Is this a fresh hurt, or is it coming from an older memory, an earlier wound?
These questions swirl endlessly. To find the answers, I journal. I write. It takes so much untangling to find out. Pages and pages, just to feel a little less lost.
What do I need right now? How am I feeling? What’s wrong?
I don’t have an answer until I unspool it from my insides.
It takes time.
I’m grateful for patient friends and loved ones who give me the space to answer. Who show me that it’s possible for someone, or something beyond the page, to want to understand.
I’m grateful for the patience I’ve created within myself to wonder, and to ask.
I’m grateful to writing for helping me understand myself.
Journaling is the kind of writing that’s never asked me to mask or perform. I can just show up, however I am.
My first journal had a red-striped bag on the cover labeled “POPCORN” with a scratch and sniff sticker—buttered popcorn, of course. I scratched it until it didn’t smell anymore.
I’ve had so many since—ones with keys and locks, so my mom couldn’t read it. I caught her once, her head bent over my pages. A fancy digital one once after that—you were supposed to be able to give it a voice passcode, I think? But it never really worked like it was supposed to.
Leuchtturms and Moleskines and Scribbles That Matter and those beautiful, aesthetic journals you find at big bookstores. 70-cent spiral notebooks from Walmart with cheap paper. Composition books with the black and white covers. I’ve had so many, and I’m thankful for them all.
I haven’t been a daily journaler for most of my life. Journaling used to be a tool for emergencies. In case of fire, break glass. When something hurt, and I couldn’t figure out why.
In the last few years, since I started embracing my autism, it’s become more of a daily rhythm. I’ve noticed that the more I write, the more I discover about myself—the more awareness and understanding I can bring to what’s inside me. Writing keeps me connected to who I am: my thoughts, my ideas, my frustrations, my joys.
If my feelings are a tangled ball of yarn, journaling helps me untangle.
I like journaling. I like that it’s part of who I am. I like how my brain and body feel when I do. And I think that’s enough.
I don’t care if someone reads my journals anymore. I know they’re not all of who I am. They capture a moment, a fragment. We say a photograph can’t capture the fullness of a sunset. If that’s true, then one journal entry—or ten—or one hundred—cannot capture the immensity of your lived experience.
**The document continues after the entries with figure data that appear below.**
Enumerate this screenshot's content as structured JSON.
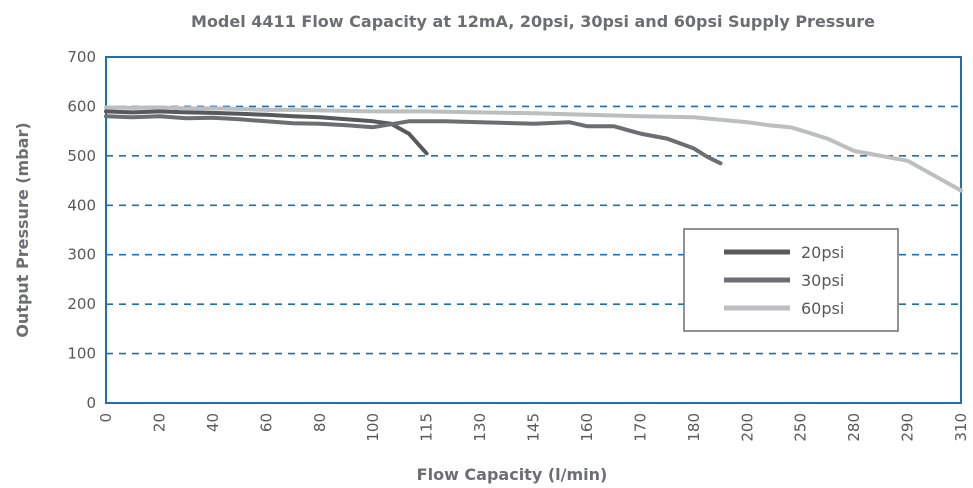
{
  "chart_data": {
    "type": "line",
    "title": "Model 4411 Flow Capacity at 12mA, 20psi, 30psi and 60psi Supply Pressure",
    "xlabel": "Flow Capacity (l/min)",
    "ylabel": "Output Pressure (mbar)",
    "ylim": [
      0,
      700
    ],
    "yticks": [
      "0",
      "100",
      "200",
      "300",
      "400",
      "500",
      "600",
      "700"
    ],
    "xticks": [
      "0",
      "20",
      "40",
      "60",
      "80",
      "100",
      "115",
      "130",
      "145",
      "160",
      "170",
      "180",
      "200",
      "250",
      "280",
      "290",
      "310"
    ],
    "grid": "horizontal dashed",
    "legend_position": "right",
    "series": [
      {
        "name": "20psi",
        "color": "#58595b",
        "points": [
          [
            0,
            590
          ],
          [
            10,
            588
          ],
          [
            20,
            590
          ],
          [
            30,
            588
          ],
          [
            40,
            587
          ],
          [
            50,
            585
          ],
          [
            60,
            583
          ],
          [
            70,
            580
          ],
          [
            80,
            578
          ],
          [
            90,
            574
          ],
          [
            100,
            570
          ],
          [
            105,
            565
          ],
          [
            110,
            545
          ],
          [
            115,
            505
          ]
        ]
      },
      {
        "name": "30psi",
        "color": "#6d6e71",
        "points": [
          [
            0,
            580
          ],
          [
            10,
            578
          ],
          [
            20,
            580
          ],
          [
            30,
            576
          ],
          [
            40,
            577
          ],
          [
            50,
            574
          ],
          [
            60,
            570
          ],
          [
            70,
            566
          ],
          [
            80,
            565
          ],
          [
            90,
            562
          ],
          [
            100,
            558
          ],
          [
            110,
            570
          ],
          [
            120,
            570
          ],
          [
            130,
            568
          ],
          [
            145,
            565
          ],
          [
            155,
            568
          ],
          [
            160,
            560
          ],
          [
            165,
            560
          ],
          [
            170,
            545
          ],
          [
            175,
            535
          ],
          [
            180,
            515
          ],
          [
            185,
            498
          ],
          [
            190,
            485
          ]
        ]
      },
      {
        "name": "60psi",
        "color": "#bcbec0",
        "points": [
          [
            0,
            598
          ],
          [
            10,
            597
          ],
          [
            20,
            598
          ],
          [
            30,
            596
          ],
          [
            40,
            596
          ],
          [
            50,
            595
          ],
          [
            60,
            593
          ],
          [
            70,
            593
          ],
          [
            80,
            592
          ],
          [
            100,
            590
          ],
          [
            115,
            590
          ],
          [
            130,
            588
          ],
          [
            145,
            586
          ],
          [
            160,
            583
          ],
          [
            170,
            580
          ],
          [
            180,
            578
          ],
          [
            200,
            568
          ],
          [
            220,
            562
          ],
          [
            240,
            558
          ],
          [
            250,
            552
          ],
          [
            265,
            535
          ],
          [
            280,
            510
          ],
          [
            290,
            490
          ],
          [
            300,
            460
          ],
          [
            310,
            430
          ]
        ]
      }
    ]
  }
}
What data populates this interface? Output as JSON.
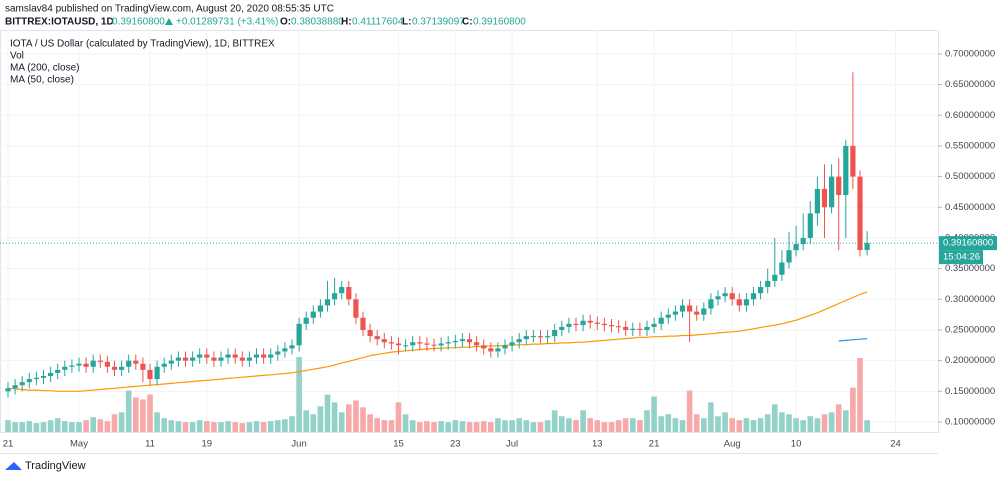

I can only capture a moment in anything I write. Writing is the observation of your interior landscape. Memories, emotions, thoughts. Are they floating like clouds, or circling like pestering gulls? Images, sensations, textures, smells. You reach in, pull them out, and see what’s there. It’s not the truth of forever. It’s just your truth for now.
Your truth is, and has always been, worth witnessing.
This is wonderful—thank you so much for sharing this Tina! I see myself reflected in your writing very clearly as we struggle with many of the same issues. I’m trying to get back into physical journal writing, I just read an article saying that it reduces the development of dementia by 50% and if you use more complex language, it can reduce the development of Alzheimer’s by 25%—which is amazing. I’ve journaled since I could write as well, but got away from using physical journals after repeated intrusions from my mother and then from partners. It’s so good to know that you process in the same way!